Apple's stock fell 1.50% to $150 a share on Monday. The broader market was also down, with the tech-heavy Nasdaq down 0.94%. 

Ives, who has a $200 price target on Apple, told TheStreet in an email that a China iPhone price cut "is key to the Street's bull thesis" and that Apple should "take their medicine with lower prices."

There are two main reasons Apple should cut prices in the country, according to Ives. 

The first is that there is considerable smartphone competition in China. "With lower-priced competition from all directions with Huawei and Xiaomi front and center, Apple needs to make sure that over the next few quarters they do not lose any current iPhone customers," Ives said. 

The second reason is that customers ultimately need to own iPhones in order for Apple to realize its full upside on services revenue growth. "[Price cuts are] a smart and necessary strategy for Apple as this is an installed base story going forward and core services growth will be driven off that premise for the next decade," Ives wrote. According to Ives, "this price cut move/strategy has already started based on data points out of China over the last week." 

Not only is China one of Apple's most profitable regions, as TheStreet's RealMoney pointed out, but Wedbush estimates about 20% of all iPhone holders due for an upgrade are in China. About 350 million iPhone owners will soon upgrade, with 60 million to 70 million of those currently in China. 

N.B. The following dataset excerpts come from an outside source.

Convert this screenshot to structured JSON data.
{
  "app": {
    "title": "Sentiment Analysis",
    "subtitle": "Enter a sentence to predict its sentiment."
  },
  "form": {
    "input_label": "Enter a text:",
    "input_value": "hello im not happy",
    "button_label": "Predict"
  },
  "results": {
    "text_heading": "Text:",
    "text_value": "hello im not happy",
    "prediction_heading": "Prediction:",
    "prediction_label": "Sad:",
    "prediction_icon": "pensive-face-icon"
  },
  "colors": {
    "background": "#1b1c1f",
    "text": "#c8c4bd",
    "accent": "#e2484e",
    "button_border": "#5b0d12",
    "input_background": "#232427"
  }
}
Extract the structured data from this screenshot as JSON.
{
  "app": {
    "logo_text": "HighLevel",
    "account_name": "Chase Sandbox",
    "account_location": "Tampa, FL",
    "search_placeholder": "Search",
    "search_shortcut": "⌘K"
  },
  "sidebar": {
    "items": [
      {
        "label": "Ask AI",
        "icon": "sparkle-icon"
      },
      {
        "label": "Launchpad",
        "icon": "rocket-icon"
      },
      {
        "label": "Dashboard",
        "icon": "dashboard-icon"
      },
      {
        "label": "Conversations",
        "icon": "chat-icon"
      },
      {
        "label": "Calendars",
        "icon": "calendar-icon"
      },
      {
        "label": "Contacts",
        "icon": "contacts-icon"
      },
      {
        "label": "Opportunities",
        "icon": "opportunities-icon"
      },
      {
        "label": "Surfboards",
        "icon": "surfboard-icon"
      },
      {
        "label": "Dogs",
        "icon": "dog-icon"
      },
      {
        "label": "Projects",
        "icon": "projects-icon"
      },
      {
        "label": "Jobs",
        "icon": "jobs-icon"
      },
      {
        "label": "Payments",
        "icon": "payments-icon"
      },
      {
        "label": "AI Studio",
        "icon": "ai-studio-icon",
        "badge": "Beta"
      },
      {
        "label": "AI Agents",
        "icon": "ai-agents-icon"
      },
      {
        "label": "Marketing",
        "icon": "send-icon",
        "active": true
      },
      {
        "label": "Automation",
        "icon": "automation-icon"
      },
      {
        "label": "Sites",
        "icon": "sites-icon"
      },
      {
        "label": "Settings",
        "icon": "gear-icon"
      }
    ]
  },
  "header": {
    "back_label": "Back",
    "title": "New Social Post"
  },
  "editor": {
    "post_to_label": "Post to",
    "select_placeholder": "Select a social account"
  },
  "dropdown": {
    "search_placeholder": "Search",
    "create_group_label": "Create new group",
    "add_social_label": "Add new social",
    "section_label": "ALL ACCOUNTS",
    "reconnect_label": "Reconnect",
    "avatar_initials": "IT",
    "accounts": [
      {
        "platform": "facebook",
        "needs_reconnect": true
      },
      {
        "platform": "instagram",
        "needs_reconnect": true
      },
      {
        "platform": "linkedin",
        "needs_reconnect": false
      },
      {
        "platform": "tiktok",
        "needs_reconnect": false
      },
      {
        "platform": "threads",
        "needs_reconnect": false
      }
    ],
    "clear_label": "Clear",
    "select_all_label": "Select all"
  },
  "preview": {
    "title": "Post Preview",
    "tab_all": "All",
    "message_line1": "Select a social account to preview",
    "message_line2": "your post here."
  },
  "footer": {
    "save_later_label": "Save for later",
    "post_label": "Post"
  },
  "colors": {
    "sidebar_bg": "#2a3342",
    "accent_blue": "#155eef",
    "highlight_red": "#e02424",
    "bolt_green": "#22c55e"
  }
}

Apple shocked the market earlier this month when it announced its December quarter revenue would come in about $8 billion less than expected, and there were reports last week that it had asked suppliers to cut iPhone production by 10% because of weak demand. 

Services revenue growth has actually decelerated of late as well. Morgan Stanley analyst Katy Huberty pointed out in a note out last week that services revenue grew 18.3% year-over-year in the December quarter, down from the 25% seen in the September quarter. This could be ultimately attributable to the slowdown in iPhone sales. "The services deceleration is more temporary in nature and largely attributable to AppleCare, which was impacted by the estimated 19% Y/Y decline in iPhone sales in the December quarter," Huberty wrote.  

RBC Capital Markets analysts wrote in a note out Monday morning they also expect services revenue to grow at 18% for the December quarter, well short of Wall Street's expected 27% growth. 

Huberty has a 12-month price target on Apple of $211 based on a 20% annual growth rate for services. Ives' price target is $200, representing 24% upside, which is based on a 17% services growth rate into 2020. 

Apple shares are down almost 5% to start 2019.